Оно лишено смысла; это самое странное из доказательств, самое непостижимое в своей протяженности; оно расположено именно во временном источнике определения вида в медленной десинхронизации, которая произошла в ходе первобытной истории.
Двадцать тысячелетий тому назад люди, захватив с собой примитивные светильники, наполненные жиром зверей, убитых на охоте, — этот жир соскребали со шкур, прежде чем сшить из них одежду, — пробирались сквозь кромешный мрак в подземные ходы между скалами и в горные пещеры. Разгоняя тьму с помощью этих светильников, они украшали изображениями животных, монохромными или двухцветными, необъятные залы, где доселе царила вечная ночь.
Почему же рождение искусства было связано с этими подземными экспедициями?
Почему искусство стало — и остается доселе — темной авантюрой?
Возможно, визуальное искусство (или, по крайней мере, искусство, видимое при свете дрожащего огонька жирового светильника) было связано со снами, которые также являются ночными видениями?

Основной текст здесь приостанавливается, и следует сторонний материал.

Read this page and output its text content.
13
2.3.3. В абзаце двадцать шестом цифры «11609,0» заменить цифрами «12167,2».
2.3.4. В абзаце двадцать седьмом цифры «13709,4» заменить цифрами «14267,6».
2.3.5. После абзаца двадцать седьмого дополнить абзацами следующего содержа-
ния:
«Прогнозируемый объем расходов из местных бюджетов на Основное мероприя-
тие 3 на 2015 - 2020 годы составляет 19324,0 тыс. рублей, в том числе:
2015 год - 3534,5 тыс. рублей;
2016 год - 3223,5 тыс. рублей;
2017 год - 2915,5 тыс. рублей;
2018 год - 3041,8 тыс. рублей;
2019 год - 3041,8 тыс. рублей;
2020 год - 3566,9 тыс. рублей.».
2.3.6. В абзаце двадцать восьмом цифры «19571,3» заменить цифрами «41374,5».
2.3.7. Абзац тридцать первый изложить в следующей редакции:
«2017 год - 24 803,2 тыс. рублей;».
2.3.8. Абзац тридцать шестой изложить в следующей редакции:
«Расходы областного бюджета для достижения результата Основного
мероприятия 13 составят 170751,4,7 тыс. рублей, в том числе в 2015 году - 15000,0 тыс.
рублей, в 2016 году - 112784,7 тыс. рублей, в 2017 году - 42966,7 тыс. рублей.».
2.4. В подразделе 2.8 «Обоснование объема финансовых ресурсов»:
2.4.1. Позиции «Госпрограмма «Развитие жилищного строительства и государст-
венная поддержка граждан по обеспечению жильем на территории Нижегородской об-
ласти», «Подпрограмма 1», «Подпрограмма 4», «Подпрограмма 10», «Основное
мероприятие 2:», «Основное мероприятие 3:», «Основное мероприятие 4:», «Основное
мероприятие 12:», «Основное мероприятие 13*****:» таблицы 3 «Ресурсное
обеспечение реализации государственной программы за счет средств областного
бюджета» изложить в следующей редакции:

Двадцать одно тысячелетие протекло с тех пор: и в конце XIX века человечество толпами ринулось в темные пещеры кинозалов.

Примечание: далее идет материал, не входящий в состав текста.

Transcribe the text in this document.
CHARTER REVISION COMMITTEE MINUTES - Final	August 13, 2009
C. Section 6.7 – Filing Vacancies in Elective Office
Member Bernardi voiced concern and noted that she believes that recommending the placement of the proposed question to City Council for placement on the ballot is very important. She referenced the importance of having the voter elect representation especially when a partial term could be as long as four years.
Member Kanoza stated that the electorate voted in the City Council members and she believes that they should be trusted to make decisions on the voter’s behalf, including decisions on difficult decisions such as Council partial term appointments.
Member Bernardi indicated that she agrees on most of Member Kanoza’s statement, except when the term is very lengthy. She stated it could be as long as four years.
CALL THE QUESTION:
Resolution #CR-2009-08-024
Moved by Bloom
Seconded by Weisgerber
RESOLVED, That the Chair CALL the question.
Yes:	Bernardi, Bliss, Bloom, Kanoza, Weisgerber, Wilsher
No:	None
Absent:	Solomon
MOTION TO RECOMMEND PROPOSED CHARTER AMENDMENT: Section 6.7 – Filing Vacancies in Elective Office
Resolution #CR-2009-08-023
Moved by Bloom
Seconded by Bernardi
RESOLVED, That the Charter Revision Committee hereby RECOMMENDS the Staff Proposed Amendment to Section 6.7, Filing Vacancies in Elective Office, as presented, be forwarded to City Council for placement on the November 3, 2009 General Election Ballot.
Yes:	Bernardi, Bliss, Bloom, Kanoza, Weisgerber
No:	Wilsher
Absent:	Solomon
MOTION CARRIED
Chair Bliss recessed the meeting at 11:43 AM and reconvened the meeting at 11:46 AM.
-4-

Почему в древних захоронениях, включая эпоху мезолита, обнаруживались многочисленные тела, погребенные скрюченными, связанными оленьими жилами в позе зародыша, с головами, уткнувшимися в колени, так что они напоминали яйца, покрытые красной краской? Почему они были зашиты в шкуры обезглавленных зверей? Почему представления первобытных людей были такими загадочными и почему в них смешивалось животное начало с человеческим? Откуда взялись эти люди-бизоны, эти поющие шаманы со звериными головами?
Почему эти олени-самцы с раскидистыми рогами запечатлены в момент гона? Почему эти козлы представлены во время течки и брачных призывов? (Tragôdia на греческом языке означает, кроме первого смысла, то, что современный грек поймет и без словаря: козлиное пение.) И почему эти львы изображены ревущими, с разверстыми пастями?

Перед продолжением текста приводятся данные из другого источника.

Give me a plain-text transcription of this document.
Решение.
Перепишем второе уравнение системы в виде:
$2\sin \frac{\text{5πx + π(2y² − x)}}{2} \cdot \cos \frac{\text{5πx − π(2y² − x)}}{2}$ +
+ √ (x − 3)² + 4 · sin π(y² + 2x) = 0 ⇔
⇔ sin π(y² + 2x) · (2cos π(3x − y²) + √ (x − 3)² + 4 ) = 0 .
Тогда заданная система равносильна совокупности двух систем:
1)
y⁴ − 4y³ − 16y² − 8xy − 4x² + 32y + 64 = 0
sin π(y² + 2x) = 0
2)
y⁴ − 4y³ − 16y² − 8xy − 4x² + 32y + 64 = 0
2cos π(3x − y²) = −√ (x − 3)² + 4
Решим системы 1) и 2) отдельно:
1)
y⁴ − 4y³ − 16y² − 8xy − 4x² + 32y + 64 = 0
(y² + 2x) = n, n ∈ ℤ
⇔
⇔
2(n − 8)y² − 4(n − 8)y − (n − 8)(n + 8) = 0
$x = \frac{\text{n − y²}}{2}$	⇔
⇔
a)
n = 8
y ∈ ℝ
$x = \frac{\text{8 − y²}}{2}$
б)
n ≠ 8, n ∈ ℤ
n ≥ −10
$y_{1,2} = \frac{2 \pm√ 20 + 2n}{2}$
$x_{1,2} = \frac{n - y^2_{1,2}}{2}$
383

Может быть, через эти первые образы человек изображал музыку?
Похоже, этих «визионеров», этих ночных пещерных мечтателей, этих шаманов — первых живописцев a fresca[158] — особо интересовал период линьки животных, сбрасывания рогов, а также мутация звериных голосов. А точнее, мутация подростков в период полового созревания и ломки голоса, период превращения мальчика в мужчину, иными словами, возраст его посвящения в тайны охотников (то есть в секреты мужчин-животных) и потаенный язык зверей, которых те преследовали, чтобы питаться их мясом и одеваться в их шкуры.
Рог горного козла, или быка, или оленя — могут ли они распознать в себе инструмент, который позволяет пить кровь его владельца и разделять ее с другими после жертвенного убийства — эту кровь, превращенную в забродивший напиток, который вдохновляет на видения и танец, подражающий повадкам зверя, на имитацию его призыва?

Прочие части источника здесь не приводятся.